BY Fast Company 3 MINUTE READ

John Ray III knows a bad company when he sees it. After all, he’s the lawyer who was hired to oversee the liquidation of Enron after an accounting scandal at the energy giant drove share prices from $90.75 to less than $1. However, he says, he’s never seen a company in worse shape than FTX.

“I have over 40 years of legal and restructuring experience,” Ray says in an updated bankruptcy filing for the crypto exchange. “I have been the chief restructuring officer or chief executive officer in several of the largest corporate failures in history. . . . Never in my career have I seen such a complete failure of corporate controls and such a complete absence of trustworthy financial information as occurred here.”

The list of concerns is notable, he says. Many of the companies in the collapsed FTX Group did not have appropriate corporate governance and never held board meetings. And there was no accurate list of bank accounts and account signatories, with no centralized control of the FTX Group’s cash.

“From compromised systems integrity and faulty regulatory oversight abroad to the concentration of control in the hands of a very small group of inexperienced, unsophisticated, and potentially compromised individuals, this situation is unprecedented,” reads the filing.

Ray also claims the company did not have appropriate disbursement controls, noting that employees submitted payment requests through an online chat platform. Approvals were signaled with personalized emojis of supervisors.

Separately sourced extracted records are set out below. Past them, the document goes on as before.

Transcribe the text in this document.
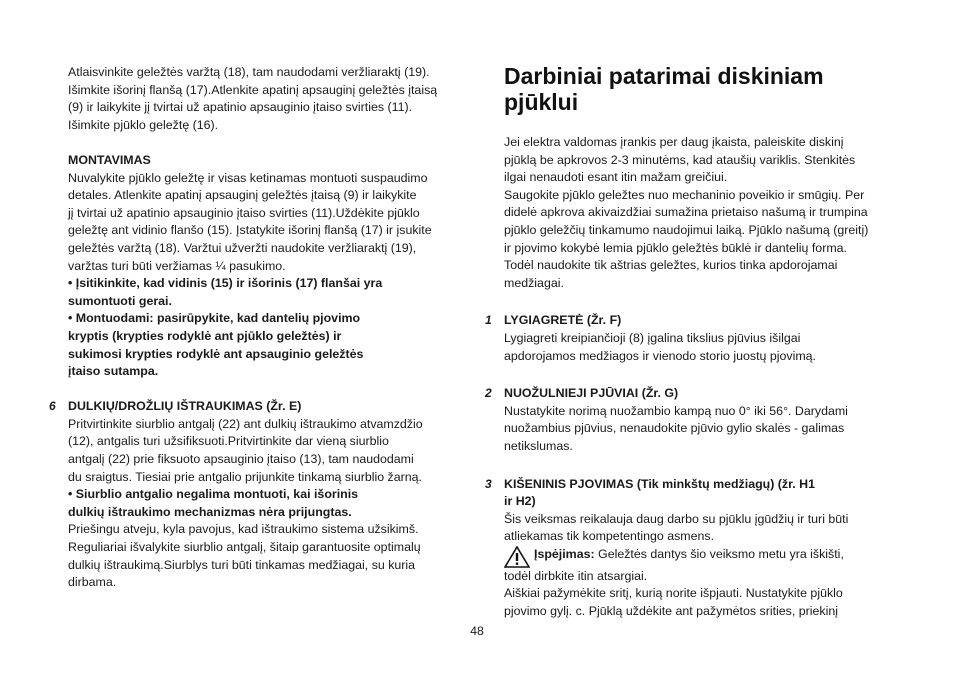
Atlaisvinkite geležtės varžtą (18), tam naudodami veržliaraktį (19).

Išimkite išorinį flanšą (17).Atlenkite apatinį apsauginį geležtės įtaisą

(9) ir laikykite jį tvirtai už apatinio apsauginio įtaiso svirties (11).

Išimkite pjūklo geležtę (16).

MONTAVIMAS

Nuvalykite pjūklo geležtę ir visas ketinamas montuoti suspaudimo

detales. Atlenkite apatinį apsauginį geležtės įtaisą (9) ir laikykite

jį tvirtai už apatinio apsauginio įtaiso svirties (11).Uždėkite pjūklo

geležtę ant vidinio flanšo (15). Įstatykite išorinį flanšą (17) ir įsukite

geležtės varžtą (18). Varžtui užveržti naudokite veržliaraktį (19),

varžtas turi būti veržiamas ¼ pasukimo.

• Įsitikinkite, kad vidinis (15) ir išorinis (17) flanšai yra

sumontuoti gerai.

• Montuodami: pasirūpykite, kad dantelių pjovimo

kryptis (krypties rodyklė ant pjūklo geležtės) ir

sukimosi krypties rodyklė ant apsauginio geležtės

įtaiso sutampa.

6 DULKIŲ/DROŽLIŲ IŠTRAUKIMAS (Žr. E)

Pritvirtinkite siurblio antgalį (22) ant dulkių ištraukimo atvamzdžio

(12), antgalis turi užsifiksuoti.Pritvirtinkite dar vieną siurblio

antgalį (22) prie fiksuoto apsauginio įtaiso (13), tam naudodami

du sraigtus. Tiesiai prie antgalio prijunkite tinkamą siurblio žarną.

• Siurblio antgalio negalima montuoti, kai išorinis

dulkių ištraukimo mechanizmas nėra prijungtas.

Priešingu atveju, kyla pavojus, kad ištraukimo sistema užsikimš.

Reguliariai išvalykite siurblio antgalį, šitaip garantuosite optimalų

dulkių ištraukimą.Siurblys turi būti tinkamas medžiagai, su kuria

dirbama.

Darbiniai patarimai diskiniam

pjūklui

Jei elektra valdomas įrankis per daug įkaista, paleiskite diskinį

pjūklą be apkrovos 2-3 minutėms, kad ataušių variklis. Stenkitės

ilgai nenaudoti esant itin mažam greičiui.

Saugokite pjūklo geležtes nuo mechaninio poveikio ir smūgių. Per

didelė apkrova akivaizdžiai sumažina prietaiso našumą ir trumpina

pjūklo geležčių tinkamumo naudojimui laiką. Pjūklo našumą (greitį)

ir pjovimo kokybė lemia pjūklo geležtės būklė ir dantelių forma.

Todėl naudokite tik aštrias geležtes, kurios tinka apdorojamai

medžiagai.

1 LYGIAGRETĖ (Žr. F)

Lygiagreti kreipiančioji (8) įgalina tikslius pjūvius išilgai

apdorojamos medžiagos ir vienodo storio juostų pjovimą.

2 NUOŽULNIEJI PJŪVIAI (Žr. G)

Nustatykite norimą nuožambio kampą nuo 0° iki 56°. Darydami

nuožambius pjūvius, nenaudokite pjūvio gylio skalės - galimas

netikslumas.

3 KIŠENINIS PJOVIMAS (Tik minkštų medžiagų) (žr. H1

ir H2)

Šis veiksmas reikalauja daug darbo su pjūklu įgūdžių ir turi būti

atliekamas tik kompetentingo asmens.

Įspėjimas: Geležtės dantys šio veiksmo metu yra iškišti,

todėl dirbkite itin atsargiai.

Aiškiai pažymėkite sritį, kurią norite išpjauti. Nustatykite pjūklo

pjovimo gylį. c. Pjūklą uždėkite ant pažymėtos srities, priekinį

48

Then there was the matter of house purchases . . .

“In the Bahamas, I understand that corporate funds of the FTX Group were used to purchase homes and other personal items for employees and advisors,” Ray notes. “I understand that there does not appear to be documentation for certain of these transactions as loans, and that certain real estate was recorded in the personal name of these employees and advisors on the records of the Bahamas.”

Ray adds that one of the objectives of the Chapter 11 filing would be an investigation into FTX founder Sam Bankman-Fried, as well as the company’s other cofounders.

While that investigation is still in the very early stages, the company has found that Bankman-Fried’s hedge fund loaned $1 billion to Bankman-Fried directly as well as $2.3 billion to Paper Bird, an entity 100% controlled by him. (Fast Company contacted Bankman-Fried for comment regarding the allegations in the bankruptcy filing. He did not respond immediately, but this story will be updated should he reply.)

As for, which is bundled as part of what’s called “the dotcom silo” in the filing, Ray says the company apparently did not include customer liabilities in its financial statements, noting, “The dotcom silo debtors may have significant liabilities to customers through the platform. However, such liabilities are not reflected in the financial statements prepared by these companies while they were under the control of Mr. Bankman-Fried.”

And regarding the fair value of the crypto assets held by FTX International, Bankman-Fried has valued that at $5.5 billion. Ray says it’s worth just $659,000.

The filing is a damning account of the business that, just two weeks ago, was upheld as one of the paragons of the crypto culture. Debtors, says Ray, have been unable to find any audited financial statements for two of the company’s silos, and he says he has “substantial concerns” about the audited financial statements for the dotcom silo, adding, “I do not believe it appropriate for stakeholders or the court to rely on the audited financial statements as a reliable indication of the financial circumstances of these silos.”

FTX’s new management team hasn’t even been able to build a complete list of who worked for FTX Group or the terms of their employment. And FTX and its related companies did not have an accounting department, instead outsourcing that function.

Ray says the new management team has hired forensic analysts to look into who was responsible for unauthorized transactions. The team is also hoping to identify “what may be very substantial transfers of [FTX] property in the days, weeks, and months prior to the [bankruptcy filing].” (Bankman-Fried has blamed that on a hack.)

The document is littered with one stunning revelation after another. And it certainly casts Bankman-Fried in an even worse light. Ray, though, could be the best hope for investors to recoup some of their money. After Enron filed the largest corporate bankruptcy in U.S. history at the time, Ray was able to return $20 billion to the company’s creditors.